Mercusuar Kasih dari Pulau Gangga, Talise dan Serei Likupang

Manado, MEDIAALTERNATIF.ID – Tragedi KM Barcelona V yang terbakar di perairan Talise Minahasa Utara (Minut) menyisakan tangis dan duka mendalam bagi penumpang dan keluarga yang menjadi korban.

‎Dibalik asap pekat dan gelombang kepanikan, munculah secercah cahaya nelayan-nelayan dan warga dari Pulau Gangga, Talise, Serei dan sekitarnya yang tanpa ragu menolong para korban.

‎Dengan hati luar biasa. Tanpa komando, tanpa hitung-hitungan mereka mengangkat jangkar dan berlayar.

‎Bukan untuk mencari ikan, tapi untuk menyelamatkan nyawa.

‎”Kami dengar jeritan.
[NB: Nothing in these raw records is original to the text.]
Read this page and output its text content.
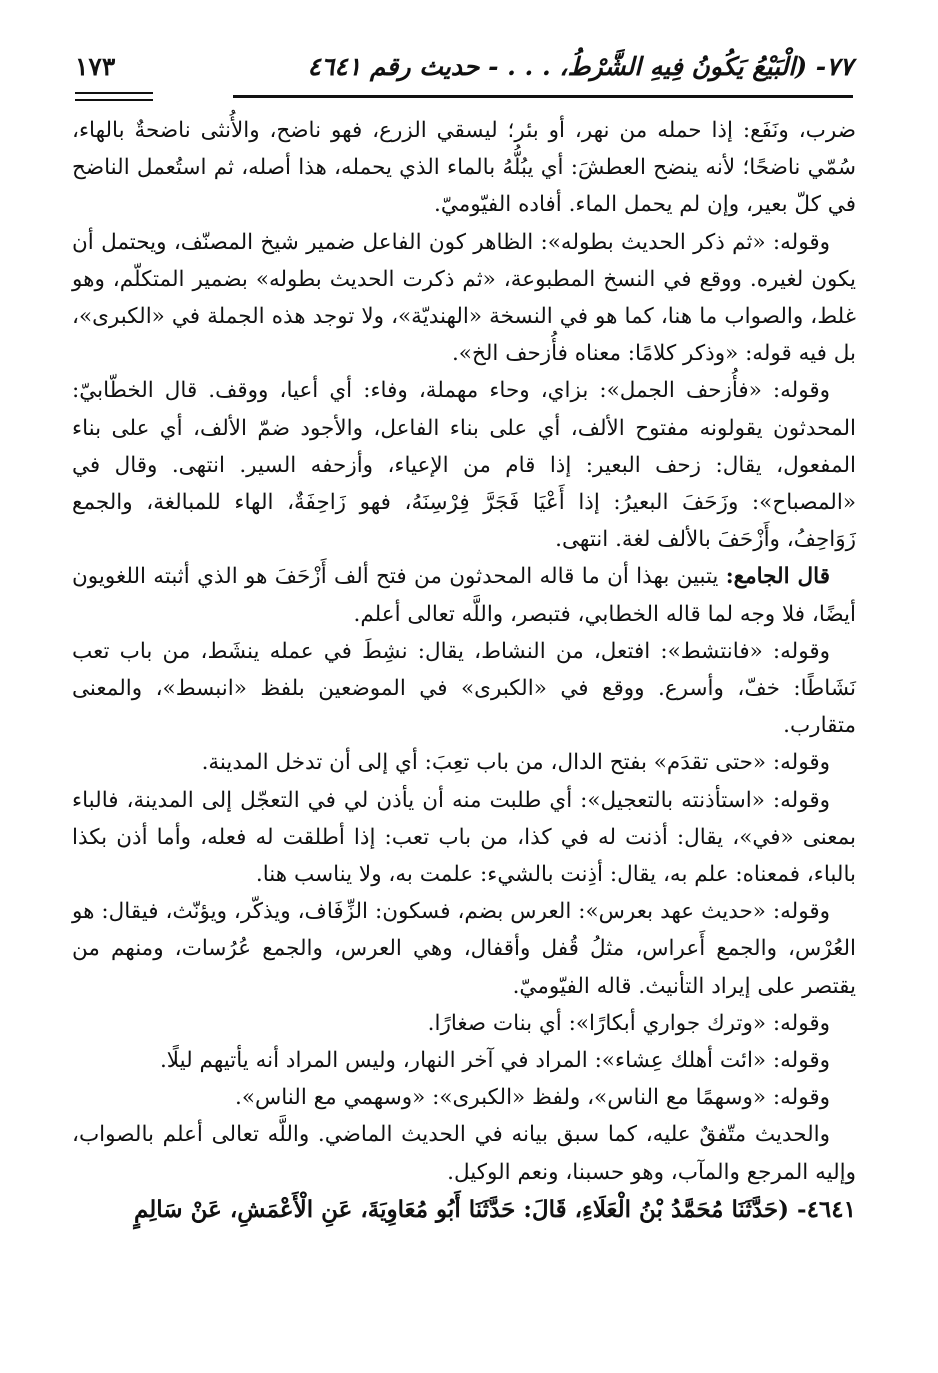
٧٧- (الْبَيْعُ يَكُونُ فِيهِ الشَّرْطُ، . . . - حديث رقم ٤٦٤١
١٧٣

ضرب، ونَفَع: إذا حمله من نهر، أو بئر؛ ليسقي الزرع، فهو ناضح، والأُنثى ناضحةٌ بالهاء، سُمّي ناضحًا؛ لأنه ينضح العطشَ: أي يبُلُّهُ بالماء الذي يحمله، هذا أصله، ثم استُعمل الناضح في كلّ بعير، وإن لم يحمل الماء. أفاده الفيّوميّ.

وقوله: «ثم ذكر الحديث بطوله»: الظاهر كون الفاعل ضمير شيخ المصنّف، ويحتمل أن يكون لغيره. ووقع في النسخ المطبوعة، «ثم ذكرت الحديث بطوله» بضمير المتكلّم، وهو غلط، والصواب ما هنا، كما هو في النسخة «الهنديّة»، ولا توجد هذه الجملة في «الكبرى»، بل فيه قوله: «وذكر كلامًا: معناه فأُزحف الخ».

وقوله: «فأُزحف الجمل»: بزاي، وحاء مهملة، وفاء: أي أعيا، ووقف. قال الخطّابيّ: المحدثون يقولونه مفتوح الألف، أي على بناء الفاعل، والأجود ضمّ الألف، أي على بناء المفعول، يقال: زحف البعير: إذا قام من الإعياء، وأزحفه السير. انتهى. وقال في «المصباح»: وزَحَفَ البعيرُ: إذا أَعْيَا فَجَرَّ فِرْسِنَهُ، فهو زَاحِفَةٌ، الهاء للمبالغة، والجمع زَوَاحِفُ، وأَزْحَفَ بالألف لغة. انتهى.

قال الجامع: يتبين بهذا أن ما قاله المحدثون من فتح ألف أَزْحَفَ هو الذي أثبته اللغويون أيضًا، فلا وجه لما قاله الخطابي، فتبصر، واللَّه تعالى أعلم.

وقوله: «فانتشط»: افتعل، من النشاط، يقال: نشِطَ في عمله ينشَط، من باب تعب نَشَاطًا: خفّ، وأسرع. ووقع في «الكبرى» في الموضعين بلفظ «انبسط»، والمعنى متقارب.

وقوله: «حتى تقدَم» بفتح الدال، من باب تعِبَ: أي إلى أن تدخل المدينة.

وقوله: «استأذنته بالتعجيل»: أي طلبت منه أن يأذن لي في التعجّل إلى المدينة، فالباء بمعنى «في»، يقال: أذنت له في كذا، من باب تعب: إذا أطلقت له فعله، وأما أذن بكذا بالباء، فمعناه: علم به، يقال: أذِنت بالشيء: علمت به، ولا يناسب هنا.

وقوله: «حديث عهد بعرس»: العرس بضم، فسكون: الزِّفَاف، ويذكّر، ويؤنّث، فيقال: هو العُرْس، والجمع أَعراس، مثلُ قُفل وأقفال، وهي العرس، والجمع عُرُسات، ومنهم من يقتصر على إيراد التأنيث. قاله الفيّوميّ.

وقوله: «وترك جواري أبكارًا»: أي بنات صغارًا.

وقوله: «ائت أهلك عِشاء»: المراد في آخر النهار، وليس المراد أنه يأتيهم ليلًا.

وقوله: «وسهمًا مع الناس»، ولفظ «الكبرى»: «وسهمي مع الناس».

والحديث متّفقٌ عليه، كما سبق بيانه في الحديث الماضي. واللَّه تعالى أعلم بالصواب، وإليه المرجع والمآب، وهو حسبنا، ونعم الوكيل.

٤٦٤١- (حَدَّثَنَا مُحَمَّدُ بْنُ الْعَلَاءِ، قَالَ: حَدَّثَنَا أَبُو مُعَاوِيَةَ، عَنِ الْأَعْمَشِ، عَنْ سَالِمٍ
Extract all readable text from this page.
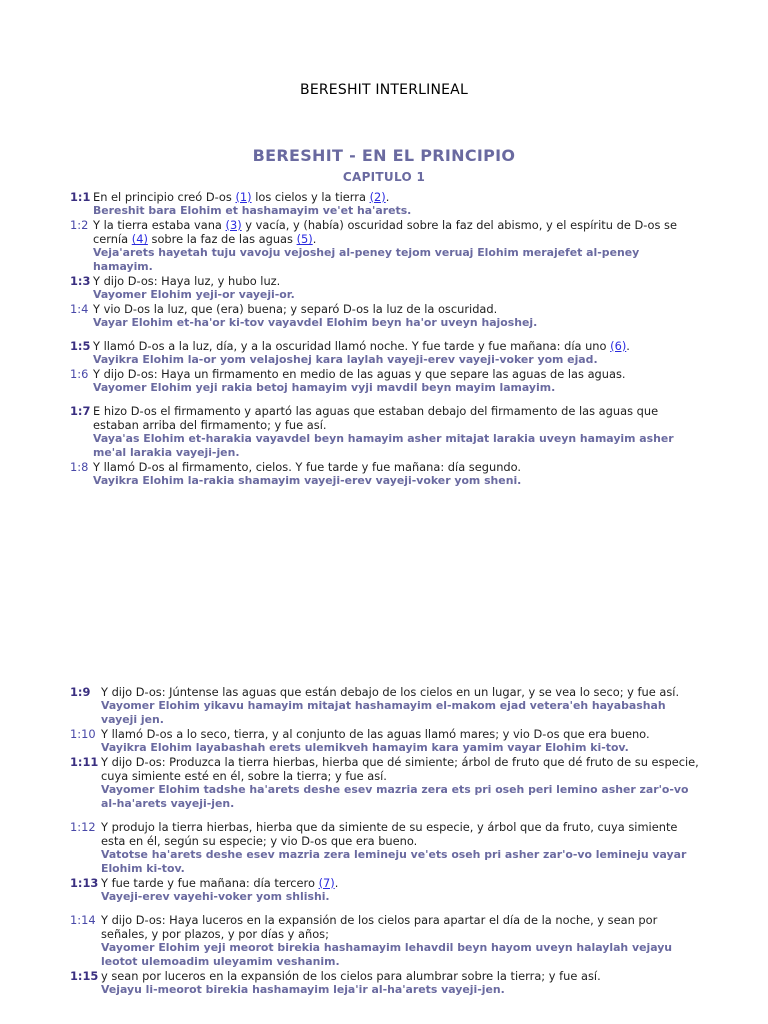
BERESHIT INTERLINEAL
BERESHIT - EN EL PRINCIPIO
CAPITULO 1
1:1 En el principio creó D-os (1) los cielos y la tierra (2).
Bereshit bara Elohim et hashamayim ve'et ha'arets.
1:2 Y la tierra estaba vana (3) y vacía, y (había) oscuridad sobre la faz del abismo, y el espíritu de D-os se cernía (4) sobre la faz de las aguas (5).
Veja'arets hayetah tuju vavoju vejoshej al-peney tejom veruaj Elohim merajefet al-peney hamayim.
1:3 Y dijo D-os: Haya luz, y hubo luz.
Vayomer Elohim yeji-or vayeji-or.
1:4 Y vio D-os la luz, que (era) buena; y separó D-os la luz de la oscuridad.
Vayar Elohim et-ha'or ki-tov vayavdel Elohim beyn ha'or uveyn hajoshej.
1:5 Y llamó D-os a la luz, día, y a la oscuridad llamó noche. Y fue tarde y fue mañana: día uno (6).
Vayikra Elohim la-or yom velajoshej kara laylah vayeji-erev vayeji-voker yom ejad.
1:6 Y dijo D-os: Haya un firmamento en medio de las aguas y que separe las aguas de las aguas.
Vayomer Elohim yeji rakia betoj hamayim vyji mavdil beyn mayim lamayim.
1:7 E hizo D-os el firmamento y apartó las aguas que estaban debajo del firmamento de las aguas que estaban arriba del firmamento; y fue así.
Vaya'as Elohim et-harakia vayavdel beyn hamayim asher mitajat larakia uveyn hamayim asher me'al larakia vayeji-jen.
1:8 Y llamó D-os al firmamento, cielos. Y fue tarde y fue mañana: día segundo.
Vayikra Elohim la-rakia shamayim vayeji-erev vayeji-voker yom sheni.
1:9 Y dijo D-os: Júntense las aguas que están debajo de los cielos en un lugar, y se vea lo seco; y fue así.
Vayomer Elohim yikavu hamayim mitajat hashamayim el-makom ejad vetera'eh hayabashah vayeji jen.
1:10 Y llamó D-os a lo seco, tierra, y al conjunto de las aguas llamó mares; y vio D-os que era bueno.
Vayikra Elohim layabashah erets ulemikveh hamayim kara yamim vayar Elohim ki-tov.
1:11 Y dijo D-os: Produzca la tierra hierbas, hierba que dé simiente; árbol de fruto que dé fruto de su especie, cuya simiente esté en él, sobre la tierra; y fue así.
Vayomer Elohim tadshe ha'arets deshe esev mazria zera ets pri oseh peri lemino asher zar'o-vo al-ha'arets vayeji-jen.
1:12 Y produjo la tierra hierbas, hierba que da simiente de su especie, y árbol que da fruto, cuya simiente esta en él, según su especie; y vio D-os que era bueno.
Vatotse ha'arets deshe esev mazria zera lemineju ve'ets oseh pri asher zar'o-vo lemineju vayar Elohim ki-tov.
1:13 Y fue tarde y fue mañana: día tercero (7).
Vayeji-erev vayehi-voker yom shlishi.
1:14 Y dijo D-os: Haya luceros en la expansión de los cielos para apartar el día de la noche, y sean por señales, y por plazos, y por días y años;
Vayomer Elohim yeji meorot birekia hashamayim lehavdil beyn hayom uveyn halaylah vejayu leotot ulemoadim uleyamim veshanim.
1:15 y sean por luceros en la expansión de los cielos para alumbrar sobre la tierra; y fue así.
Vejayu li-meorot birekia hashamayim leja'ir al-ha'arets vayeji-jen.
Kami tahu ada yang butuh bantuan. Jadi kami datang.” ungkap salah satu nelayan.

‎Saat kapal terbakar hebat dan penumpang berjuang bertahan hidup di laut terbuka, para nelayan ini datang seperti malaikat. Mengangkat korban satu per satu. Menenangkan anak-anak yang menangis. Merangkul mereka yang lemas, menggigil, dan hampir menyerah.
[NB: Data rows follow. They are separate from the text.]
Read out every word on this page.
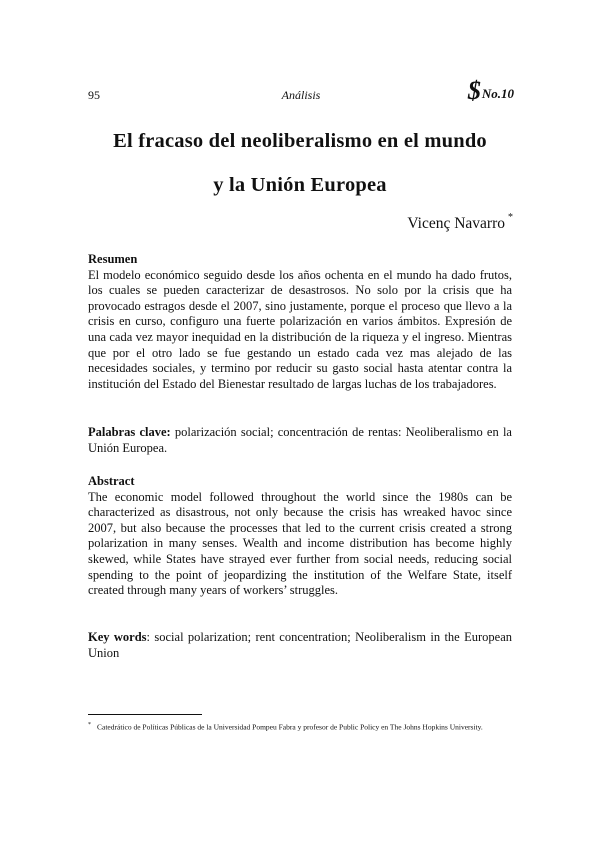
95	Análisis	$ No.10
El fracaso del neoliberalismo en el mundo
y la Unión Europea
Vicenç Navarro *
Resumen
El modelo económico seguido desde los años ochenta en el mundo ha dado frutos, los cuales se pueden caracterizar de desastrosos. No solo por la crisis que ha provocado estragos desde el 2007, sino justamente, porque el proceso que llevo a la crisis en curso, configuro una fuerte polarización en varios ámbitos. Expresión de una cada vez mayor inequidad en la distribución de la riqueza y el ingreso. Mientras que por el otro lado se fue gestando un estado cada vez mas alejado de las necesidades sociales, y termino por reducir su gasto social hasta atentar contra la institución del Estado del Bienestar resultado de largas luchas de los trabajadores.
Palabras clave: polarización social; concentración de rentas: Neoliberalismo en la Unión Europea.
Abstract
The economic model followed throughout the world since the 1980s can be characterized as disastrous, not only because the crisis has wreaked havoc since 2007, but also because the processes that led to the current crisis created a strong polarization in many senses. Wealth and income distribution has become highly skewed, while States have strayed ever further from social needs, reducing social spending to the point of jeopardizing the institution of the Welfare State, itself created through many years of workers’ struggles.
Key words: social polarization; rent concentration; Neoliberalism in the European Union
* Catedrático de Políticas Públicas de la Universidad Pompeu Fabra y profesor de Public Policy en The Johns Hopkins University.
‎Tanpa imbalan. Tanpa sorotan. Hanya karena mereka punya hati.

‎Hari itu, mereka tidak pakai seragam. Tapi mereka lebih dari sekadar pahlawan. Mereka adalah simbol kemanusiaan.
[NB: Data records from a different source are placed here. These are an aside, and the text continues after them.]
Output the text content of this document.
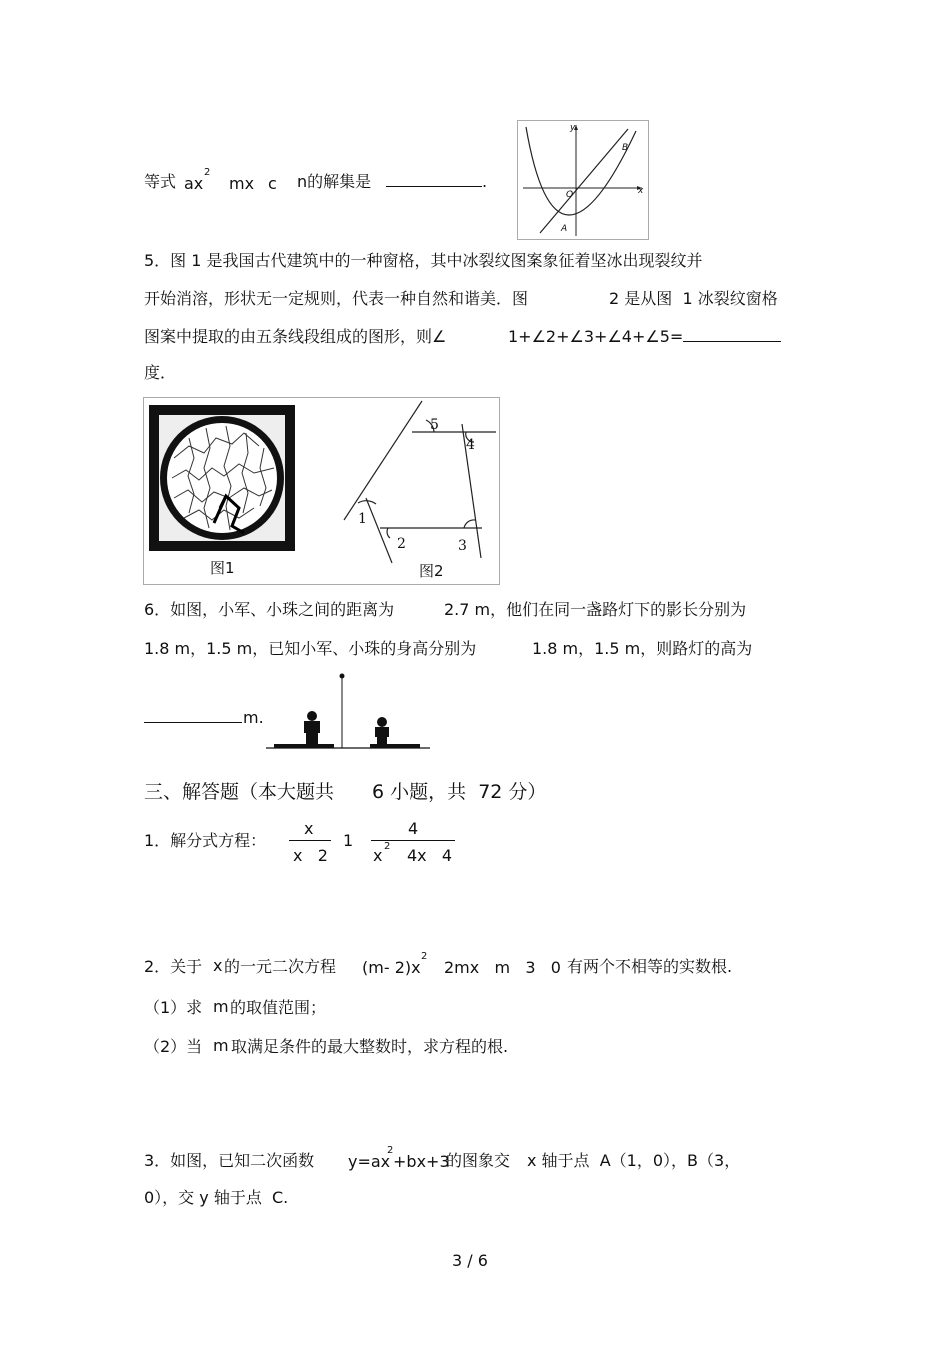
等式 ax
2
mx c n的解集是	.
y
x
O
A
B
5．图 1 是我国古代建筑中的一种窗格，其中冰裂纹图案象征着坚冰出现裂纹并
开始消溶，形状无一定规则，代表一种自然和谐美．图	2 是从图  1 冰裂纹窗格
图案中提取的由五条线段组成的图形，则∠	1+∠2+∠3+∠4+∠5=
度．
5
4
1
2	3
图1	图2
6．如图，小军、小珠之间的距离为	2.7 m，他们在同一盏路灯下的影长分别为
1.8 m，1.5 m，已知小军、小珠的身高分别为	1.8 m，1.5 m，则路灯的高为
m.
三、解答题（本大题共 6 小题，共  72 分）
1．解分式方程：
x
x   2
1
4
x 2 4x   4
2．关于 x 的一元二次方程 (m- 2)x
2
2mx   m   3   0 有两个不相等的实数根.
（1）求 m 的取值范围；
（2）当 m 取满足条件的最大整数时，求方程的根.
3．如图，已知二次函数 y=ax
2
+bx+3
的图象交 x 轴于点  A（1，0），B（3，
0），交 y 轴于点  C.
3 / 6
‎Wujud nyata semboyan “Torang Samua Basudara.”

‎Kisah kalian akan dikenang. Bukan di halaman-halaman sejarah, tapi di hati setiap orang yang kalian selamatkan, dan dunia melihatnya.

‎Terima kasih, Pahlawan Laut Sulut. Kalian adalah kebanggaan kami. Dari laut yang bergelora, kalian hadir sebagai cahaya.

Kronologi : 

‎Direktur Jenderal Perhubungan Laut Kemenhub Muhammad Masyhud menjelaskan insiden itu terjadi pada Minggu, (20/7) sekitar pukul 14.00 WITA.

‎”Insiden terjadi pada posisi koordinat 01°48.510’N/125°00.701’E (di timur Pulau Talise). Kapal tersebut sedang dalam pelayaran dari Lirung menuju Manado,” kata Masyhud di Jakarta, Minggu (20/7).

‎Salah satu korban selamat bernama Larebonte (55) menceritakan kronologi KM Barcelona terbakar. Api diduga pertama kali muncul di bagian dek 3 kapal.

‎”Awal kejadian itu di bagian dek 3 samping kiri mengeluarkan panas sangat panas ketika keluar asap,” ungkap Larebonte kepada wartawan di Manado, Senin (21/7/2025).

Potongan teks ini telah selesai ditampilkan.